The similarities between the Harvard and Yale campuses do not stop there, however. Any undergraduate seeking to find housing for the Game know of the sisterly relationships between the upperclassmen houses at Harvard and Yale, whose 12 houses (ignoring the Dudley Co-Op, which is usually folded in with Pforzheimer) match up each year to provide accommodations. Of these matched pairs, Yale’s upperclassmen houses do to some extent excel their Harvard counterparts on an aesthetic level: while the vertical Mather House does assert its dominance over the rest of the river houses with a sort of blunt power, it pales in comparison to the subtler, rooted-in-the-earth nature of Eero Saarinen’s altogether more refined Morse College. A modernist tour de force when it first opened its doors with its architectural sister Erza Stiles College in 1961, Morse College features a uniquely curved interior design paradigm at odds with the perpetual straight-lined orthodoxy of Mather. Harvard, however, features its own share of modernist masterpieces: although Josef Lluis Sert’s Science Center and Smith Campus Center may represent brutalism at its most pedantic, such oft-forgotten buildings as Le Corbusier’s magnificent old Carpenter Center for the Visual Arts demonstrate Harvard’s own modern gems.
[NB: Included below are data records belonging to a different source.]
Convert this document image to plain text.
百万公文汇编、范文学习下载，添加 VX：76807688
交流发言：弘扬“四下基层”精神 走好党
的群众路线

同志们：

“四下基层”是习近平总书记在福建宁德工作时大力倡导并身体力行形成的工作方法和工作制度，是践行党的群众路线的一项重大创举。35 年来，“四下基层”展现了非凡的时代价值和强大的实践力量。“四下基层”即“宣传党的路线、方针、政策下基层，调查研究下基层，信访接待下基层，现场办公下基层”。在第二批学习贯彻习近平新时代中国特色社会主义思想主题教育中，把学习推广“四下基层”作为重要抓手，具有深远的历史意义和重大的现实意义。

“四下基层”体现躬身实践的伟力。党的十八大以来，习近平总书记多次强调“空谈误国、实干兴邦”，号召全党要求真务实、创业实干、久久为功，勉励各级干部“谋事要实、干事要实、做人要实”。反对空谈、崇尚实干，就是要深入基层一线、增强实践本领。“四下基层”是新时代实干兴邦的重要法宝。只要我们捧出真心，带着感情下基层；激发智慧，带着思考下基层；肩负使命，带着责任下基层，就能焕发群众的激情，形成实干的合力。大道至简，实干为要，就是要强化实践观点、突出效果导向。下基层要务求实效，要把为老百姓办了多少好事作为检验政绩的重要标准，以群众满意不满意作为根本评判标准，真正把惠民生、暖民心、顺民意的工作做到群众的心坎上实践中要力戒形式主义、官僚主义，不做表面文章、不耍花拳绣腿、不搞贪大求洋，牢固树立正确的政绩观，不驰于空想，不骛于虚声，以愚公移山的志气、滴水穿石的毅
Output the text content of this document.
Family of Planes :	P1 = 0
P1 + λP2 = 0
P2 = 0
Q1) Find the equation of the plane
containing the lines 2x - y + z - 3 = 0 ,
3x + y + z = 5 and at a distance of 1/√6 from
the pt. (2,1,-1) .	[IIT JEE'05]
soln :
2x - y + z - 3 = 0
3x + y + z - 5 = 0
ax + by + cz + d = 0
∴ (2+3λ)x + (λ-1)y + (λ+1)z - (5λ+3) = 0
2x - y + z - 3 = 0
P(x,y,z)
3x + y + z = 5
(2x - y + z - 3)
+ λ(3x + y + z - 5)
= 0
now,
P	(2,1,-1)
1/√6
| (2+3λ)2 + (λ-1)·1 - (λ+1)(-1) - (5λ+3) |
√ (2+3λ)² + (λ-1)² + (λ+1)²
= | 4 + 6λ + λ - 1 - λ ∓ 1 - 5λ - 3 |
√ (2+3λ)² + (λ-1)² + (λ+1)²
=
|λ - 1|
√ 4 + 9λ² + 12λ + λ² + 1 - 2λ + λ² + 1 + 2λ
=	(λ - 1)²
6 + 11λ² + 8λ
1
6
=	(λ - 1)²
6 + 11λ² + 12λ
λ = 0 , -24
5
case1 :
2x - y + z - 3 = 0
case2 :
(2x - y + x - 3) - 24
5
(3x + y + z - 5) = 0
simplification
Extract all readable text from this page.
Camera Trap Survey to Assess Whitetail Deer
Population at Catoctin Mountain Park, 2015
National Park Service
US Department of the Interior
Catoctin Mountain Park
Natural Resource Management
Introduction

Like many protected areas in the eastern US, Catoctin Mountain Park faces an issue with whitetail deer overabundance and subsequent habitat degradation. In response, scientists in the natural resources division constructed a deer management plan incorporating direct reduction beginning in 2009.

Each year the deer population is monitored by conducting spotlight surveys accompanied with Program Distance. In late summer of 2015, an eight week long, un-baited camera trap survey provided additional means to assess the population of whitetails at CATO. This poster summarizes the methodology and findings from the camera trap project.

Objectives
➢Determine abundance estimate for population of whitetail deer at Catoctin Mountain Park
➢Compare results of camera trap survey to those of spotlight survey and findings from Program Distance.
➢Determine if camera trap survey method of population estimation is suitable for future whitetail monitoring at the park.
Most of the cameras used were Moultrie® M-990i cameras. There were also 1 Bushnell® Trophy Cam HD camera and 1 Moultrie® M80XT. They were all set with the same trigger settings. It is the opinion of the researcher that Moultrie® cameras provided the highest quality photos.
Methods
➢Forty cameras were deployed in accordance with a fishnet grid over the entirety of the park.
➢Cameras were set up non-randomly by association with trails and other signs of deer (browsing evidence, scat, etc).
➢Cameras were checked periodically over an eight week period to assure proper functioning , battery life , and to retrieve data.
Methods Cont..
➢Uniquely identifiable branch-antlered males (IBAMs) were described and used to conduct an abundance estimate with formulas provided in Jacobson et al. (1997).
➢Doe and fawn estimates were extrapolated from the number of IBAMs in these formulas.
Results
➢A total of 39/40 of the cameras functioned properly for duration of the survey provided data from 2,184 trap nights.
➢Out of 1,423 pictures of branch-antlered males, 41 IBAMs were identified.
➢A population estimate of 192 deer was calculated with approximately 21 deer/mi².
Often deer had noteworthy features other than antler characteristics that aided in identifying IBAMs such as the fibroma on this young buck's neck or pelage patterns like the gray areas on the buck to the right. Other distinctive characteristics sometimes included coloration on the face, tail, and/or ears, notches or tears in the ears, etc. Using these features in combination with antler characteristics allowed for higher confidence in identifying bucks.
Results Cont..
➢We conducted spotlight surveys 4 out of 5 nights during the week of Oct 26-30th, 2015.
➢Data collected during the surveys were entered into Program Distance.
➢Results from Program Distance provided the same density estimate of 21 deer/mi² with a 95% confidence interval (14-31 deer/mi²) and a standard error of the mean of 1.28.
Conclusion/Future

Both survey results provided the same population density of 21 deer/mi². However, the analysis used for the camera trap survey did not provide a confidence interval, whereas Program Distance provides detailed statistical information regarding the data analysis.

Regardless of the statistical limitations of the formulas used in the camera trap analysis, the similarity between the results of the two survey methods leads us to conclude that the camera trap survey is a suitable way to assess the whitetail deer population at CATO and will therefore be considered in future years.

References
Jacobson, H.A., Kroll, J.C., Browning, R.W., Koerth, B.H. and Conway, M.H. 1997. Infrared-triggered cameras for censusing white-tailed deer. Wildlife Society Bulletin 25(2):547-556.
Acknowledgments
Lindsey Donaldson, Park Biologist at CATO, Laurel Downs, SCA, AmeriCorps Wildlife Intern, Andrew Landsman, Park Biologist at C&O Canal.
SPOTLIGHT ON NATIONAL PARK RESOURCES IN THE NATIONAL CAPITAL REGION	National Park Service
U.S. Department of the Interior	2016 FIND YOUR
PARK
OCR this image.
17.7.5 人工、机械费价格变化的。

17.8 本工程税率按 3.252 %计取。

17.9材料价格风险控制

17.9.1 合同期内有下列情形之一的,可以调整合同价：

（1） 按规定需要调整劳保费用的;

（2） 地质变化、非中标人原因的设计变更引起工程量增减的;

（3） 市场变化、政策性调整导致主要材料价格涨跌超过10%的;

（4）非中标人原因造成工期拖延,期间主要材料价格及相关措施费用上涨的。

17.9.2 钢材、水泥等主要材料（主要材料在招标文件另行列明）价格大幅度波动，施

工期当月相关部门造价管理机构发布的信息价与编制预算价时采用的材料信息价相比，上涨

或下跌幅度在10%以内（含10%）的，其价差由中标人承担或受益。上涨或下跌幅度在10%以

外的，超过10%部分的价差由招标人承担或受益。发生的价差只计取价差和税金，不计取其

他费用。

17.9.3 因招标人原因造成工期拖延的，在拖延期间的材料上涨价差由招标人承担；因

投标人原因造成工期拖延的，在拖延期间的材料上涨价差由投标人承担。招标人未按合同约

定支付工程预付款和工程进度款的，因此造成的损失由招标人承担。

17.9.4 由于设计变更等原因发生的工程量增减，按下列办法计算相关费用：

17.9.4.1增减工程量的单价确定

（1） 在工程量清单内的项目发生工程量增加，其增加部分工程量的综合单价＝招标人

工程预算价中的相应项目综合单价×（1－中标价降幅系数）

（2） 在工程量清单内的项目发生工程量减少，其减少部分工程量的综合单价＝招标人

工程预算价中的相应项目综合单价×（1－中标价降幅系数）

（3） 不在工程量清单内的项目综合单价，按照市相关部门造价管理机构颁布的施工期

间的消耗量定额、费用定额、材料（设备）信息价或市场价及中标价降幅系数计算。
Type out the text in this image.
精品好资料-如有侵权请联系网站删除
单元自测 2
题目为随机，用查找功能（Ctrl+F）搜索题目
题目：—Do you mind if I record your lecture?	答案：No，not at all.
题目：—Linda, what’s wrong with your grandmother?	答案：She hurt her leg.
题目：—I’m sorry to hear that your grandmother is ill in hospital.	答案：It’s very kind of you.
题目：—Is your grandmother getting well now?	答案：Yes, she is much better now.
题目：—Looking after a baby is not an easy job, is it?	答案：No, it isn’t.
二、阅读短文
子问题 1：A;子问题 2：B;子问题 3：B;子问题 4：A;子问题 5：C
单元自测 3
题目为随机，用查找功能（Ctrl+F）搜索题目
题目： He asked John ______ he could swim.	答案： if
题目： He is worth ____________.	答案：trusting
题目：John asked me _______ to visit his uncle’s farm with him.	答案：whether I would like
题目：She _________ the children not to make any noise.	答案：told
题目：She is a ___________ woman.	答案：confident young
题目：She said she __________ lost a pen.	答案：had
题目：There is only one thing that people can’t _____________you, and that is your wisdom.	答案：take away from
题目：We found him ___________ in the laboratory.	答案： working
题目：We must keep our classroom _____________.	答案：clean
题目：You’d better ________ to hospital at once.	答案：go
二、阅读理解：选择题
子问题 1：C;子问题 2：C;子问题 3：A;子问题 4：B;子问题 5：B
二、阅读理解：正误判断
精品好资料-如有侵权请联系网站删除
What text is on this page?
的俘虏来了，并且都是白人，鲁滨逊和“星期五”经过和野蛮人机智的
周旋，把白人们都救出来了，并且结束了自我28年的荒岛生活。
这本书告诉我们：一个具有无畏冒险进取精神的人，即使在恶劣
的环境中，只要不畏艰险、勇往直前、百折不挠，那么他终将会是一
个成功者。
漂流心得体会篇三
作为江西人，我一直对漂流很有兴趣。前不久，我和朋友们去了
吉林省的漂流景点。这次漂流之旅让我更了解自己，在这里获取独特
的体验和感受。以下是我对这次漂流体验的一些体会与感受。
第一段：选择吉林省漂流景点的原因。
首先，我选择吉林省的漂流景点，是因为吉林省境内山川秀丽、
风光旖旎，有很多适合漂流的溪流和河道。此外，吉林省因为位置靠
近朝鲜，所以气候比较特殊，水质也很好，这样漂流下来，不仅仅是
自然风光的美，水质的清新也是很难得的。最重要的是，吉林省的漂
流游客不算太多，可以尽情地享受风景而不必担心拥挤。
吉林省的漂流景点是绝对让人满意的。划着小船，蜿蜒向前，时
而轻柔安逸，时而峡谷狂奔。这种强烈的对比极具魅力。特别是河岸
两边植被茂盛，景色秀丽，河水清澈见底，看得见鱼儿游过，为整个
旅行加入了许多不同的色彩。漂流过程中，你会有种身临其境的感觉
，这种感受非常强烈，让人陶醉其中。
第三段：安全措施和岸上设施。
So now the question remains – whose architecture reigns supreme? Both Harvard and Yale feature astonishing collections of some of the finest collegiate architecture this side of the Atlantic, steeped simultaneously in an atmosphere of great tradition and constant innovation. In the rankings for the architecture schools at the two campuses, both Harvard and Yale routinely jostle each other for the first and second spots as well. Most notable of all, however, is the cross-school connections between Harvard and Yale architecturally, whether in the shared Colonial and even Gothic styles or the cross-institutional links that were so important to designers such as former Harvard School of Design dean Josef Sert, whose modernism evolved into its Science-Center form in the course of a visiting professorship at Yale. These architectural cross-links, however, are more than just mere peccadillos for the architectural anorak in your life: rather, they signify the fundamental interconnectedness of the collegiate architectural condition. For architecture is ultimately should not and cannot become a competitive sport: while Pritzker Prizes and AIA dinners certainly allow for the recognition of architectural talent, architecture is at its base a collective endeavor borne of the cultural heritage of our shared civilization. And in this lens, the verdict that Yale ultimately does have a superior architectural heritage to Harvard recedes into the background, a blip in the firmament of collegiate education at large – and a blip that future Harvard architectural additions may yet vanquish.


Andrew Lin ’17 ( heartily prefers Yale’s architectural decision to construct a stadium with a retaining wall low enough to avoid breaking an ankle or two.